I just noticed that the version of SWISH::Stemmer on the CPAN is
different from the one in the distribution. Basically, the one on
CPAN stemms differently than the one in the distribution.
SWISH::Stemmer contains the original stemming code extracted from
swish-e. It was created before there was an API for swish to stem
using the swish-e C library.
There's a few problems with SWISH::Stemmer. First, if it gets out of
sync with the stemming code inside swish-e then it might not stem the
same way that swish-e stems while indexing. That's the case now with
the CPAN version. Second, it only does one type of stemming, where
swish-e has a number of stemmers available.
The best solution is to use the SWISH::API module for both searching
and stemming (as Jonas Wolf posted with his patch to the highlighting
code the other day), but that won't work if using the swish-e binary
So, if SWISH::Stemmer needs to stay around then it either needs to be
updated whenever the swish-e stemmer.c code changes (harder to track)
or make SWISH::Stemmer a thin wrapper around SWISH::API and figure out
some way in SWISH::API to provide a Stem() function that doesn't need
a swish handle. (I'm thinking out loud a bit here.)

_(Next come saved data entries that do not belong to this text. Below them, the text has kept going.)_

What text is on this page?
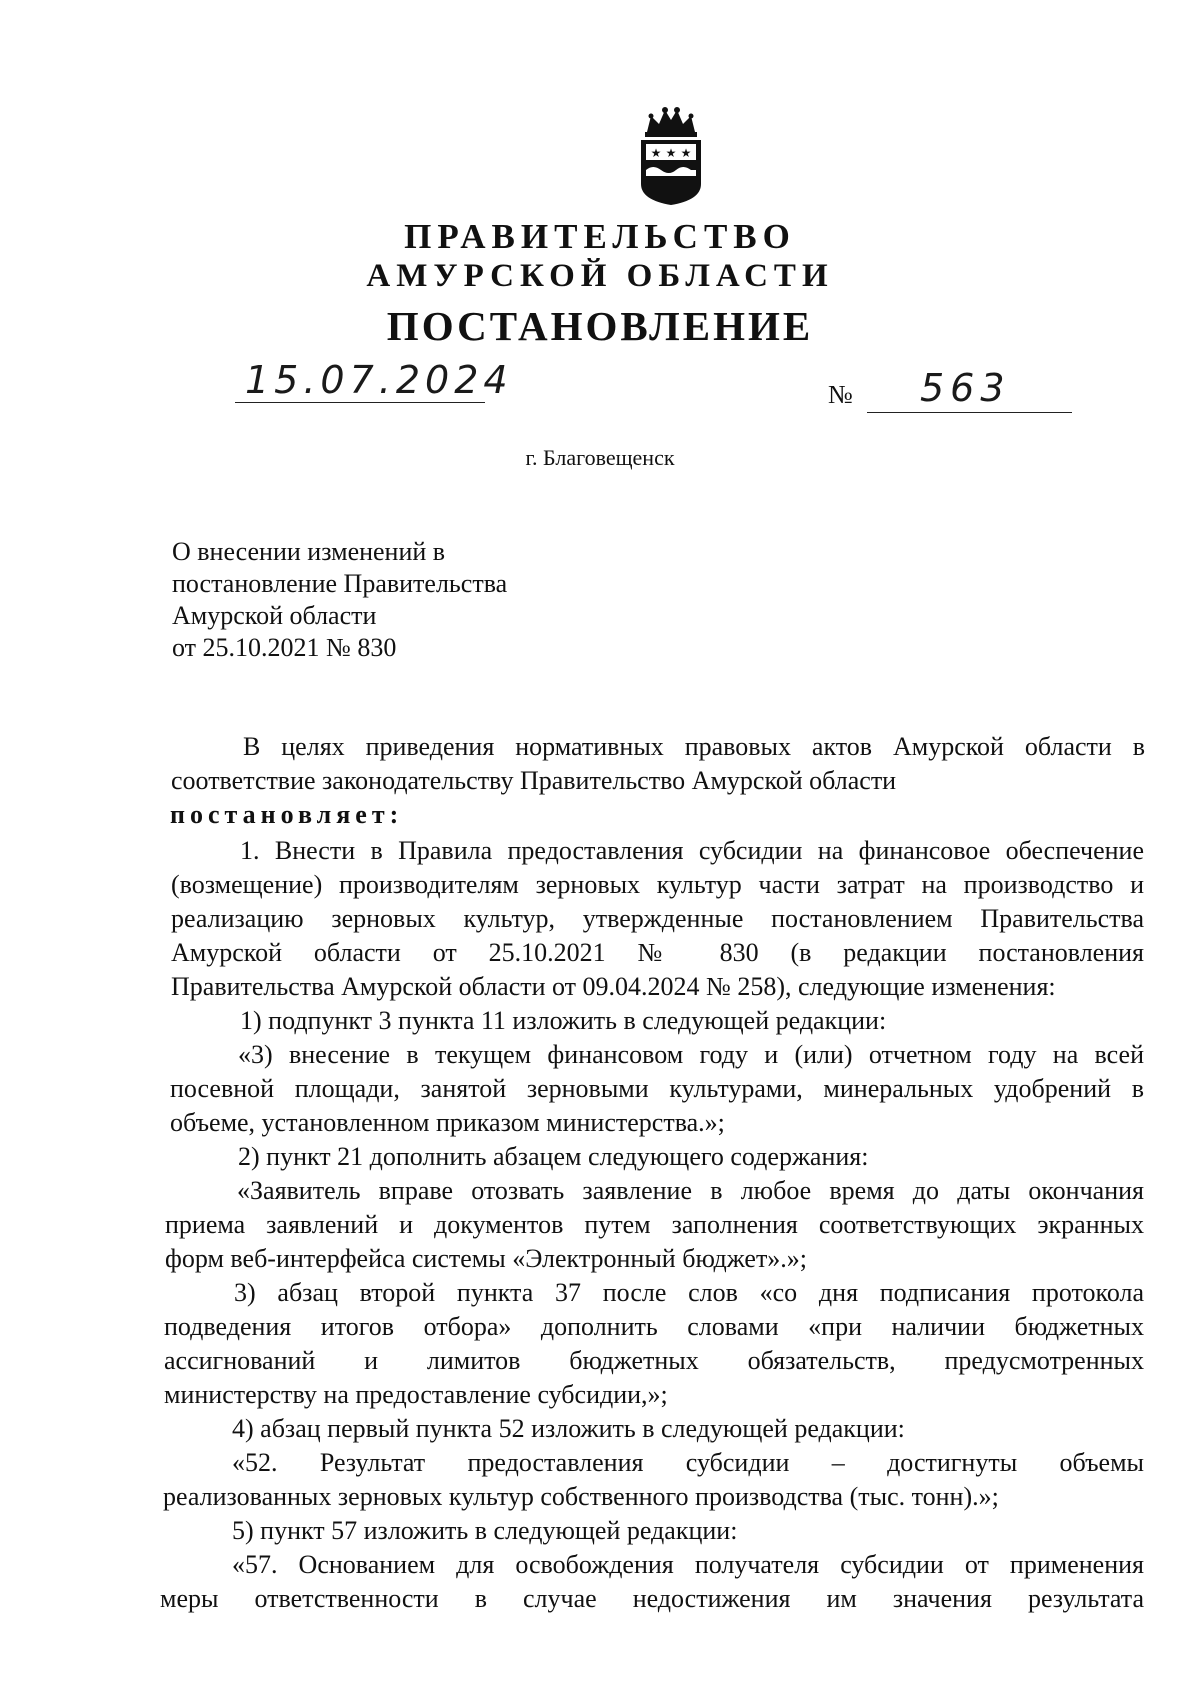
★ ★ ★
ПРАВИТЕЛЬСТВО
АМУРСКОЙ ОБЛАСТИ
ПОСТАНОВЛЕНИЕ
15.07.2024	№ 563
г. Благовещенск
О внесении изменений в
постановление Правительства
Амурской области
от 25.10.2021 № 830
В целях приведения нормативных правовых актов Амурской области в
соответствие законодательству Правительство Амурской области
постановляет:
1. Внести в Правила предоставления субсидии на финансовое обеспечение
(возмещение) производителям зерновых культур части затрат на производство и
реализацию зерновых культур, утвержденные постановлением Правительства
Амурской области от 25.10.2021 № 830 (в редакции постановления
Правительства Амурской области от 09.04.2024 № 258), следующие изменения:
1) подпункт 3 пункта 11 изложить в следующей редакции:
«3) внесение в текущем финансовом году и (или) отчетном году на всей
посевной площади, занятой зерновыми культурами, минеральных удобрений в
объеме, установленном приказом министерства.»;
2) пункт 21 дополнить абзацем следующего содержания:
«Заявитель вправе отозвать заявление в любое время до даты окончания
приема заявлений и документов путем заполнения соответствующих экранных
форм веб-интерфейса системы «Электронный бюджет».»;
3) абзац второй пункта 37 после слов «со дня подписания протокола
подведения итогов отбора» дополнить словами «при наличии бюджетных
ассигнований и лимитов бюджетных обязательств, предусмотренных
министерству на предоставление субсидии,»;
4) абзац первый пункта 52 изложить в следующей редакции:
«52. Результат предоставления субсидии – достигнуты объемы
реализованных зерновых культур собственного производства (тыс. тонн).»;
5) пункт 57 изложить в следующей редакции:
«57. Основанием для освобождения получателя субсидии от применения
меры ответственности в случае недостижения им значения результата
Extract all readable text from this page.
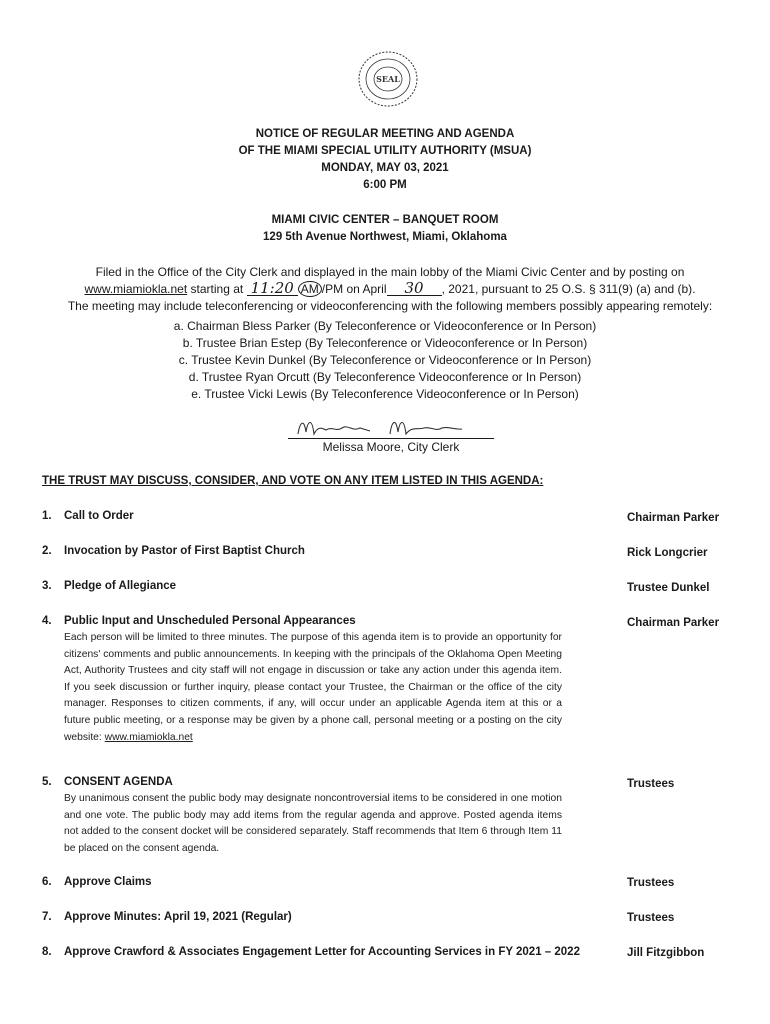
SEAL
NOTICE OF REGULAR MEETING AND AGENDA
OF THE MIAMI SPECIAL UTILITY AUTHORITY (MSUA)
MONDAY, MAY 03, 2021
6:00 PM
MIAMI CIVIC CENTER – BANQUET ROOM
129 5th Avenue Northwest, Miami, Oklahoma
Filed in the Office of the City Clerk and displayed in the main lobby of the Miami Civic Center and by posting on
www.miamiokla.net starting at 11:20 AM /PM on April 30 , 2021, pursuant to 25 O.S. § 311(9) (a) and (b).
The meeting may include teleconferencing or videoconferencing with the following members possibly appearing remotely:
a. Chairman Bless Parker (By Teleconference or Videoconference or In Person)
b. Trustee Brian Estep (By Teleconference or Videoconference or In Person)
c. Trustee Kevin Dunkel (By Teleconference or Videoconference or In Person)
d. Trustee Ryan Orcutt (By Teleconference Videoconference or In Person)
e. Trustee Vicki Lewis (By Teleconference Videoconference or In Person)
Melissa Moore, City Clerk
THE TRUST MAY DISCUSS, CONSIDER, AND VOTE ON ANY ITEM LISTED IN THIS AGENDA:
1. Call to Order	Chairman Parker
2. Invocation by Pastor of First Baptist Church	Rick Longcrier
3. Pledge of Allegiance	Trustee Dunkel
4. Public Input and Unscheduled Personal Appearances	Chairman Parker
Each person will be limited to three minutes. The purpose of this agenda item is to provide an opportunity for citizens' comments and public announcements. In keeping with the principals of the Oklahoma Open Meeting Act, Authority Trustees and city staff will not engage in discussion or take any action under this agenda item. If you seek discussion or further inquiry, please contact your Trustee, the Chairman or the office of the city manager. Responses to citizen comments, if any, will occur under an applicable Agenda item at this or a future public meeting, or a response may be given by a phone call, personal meeting or a posting on the city website: www.miamiokla.net
5. CONSENT AGENDA	Trustees
By unanimous consent the public body may designate noncontroversial items to be considered in one motion and one vote. The public body may add items from the regular agenda and approve. Posted agenda items not added to the consent docket will be considered separately. Staff recommends that Item 6 through Item 11 be placed on the consent agenda.
6. Approve Claims	Trustees
7. Approve Minutes: April 19, 2021 (Regular)	Trustees
8. Approve Crawford & Associates Engagement Letter for Accounting Services in FY 2021 – 2022	Jill Fitzgibbon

Here's why I'm posting now: I like the idea of making SWISH::Stemmer
a wrapper around SWISH::API, but I wonder if that's a performance
issue loading the large SWISH::API vs. loading the small
SWISH::Stemmer module. Anyone know if that's an issue on modern
operating systems? That is, is the OS smart enough to only load
what's needed from the shared library?
Received on Tue Jul 20 11:26:54 2004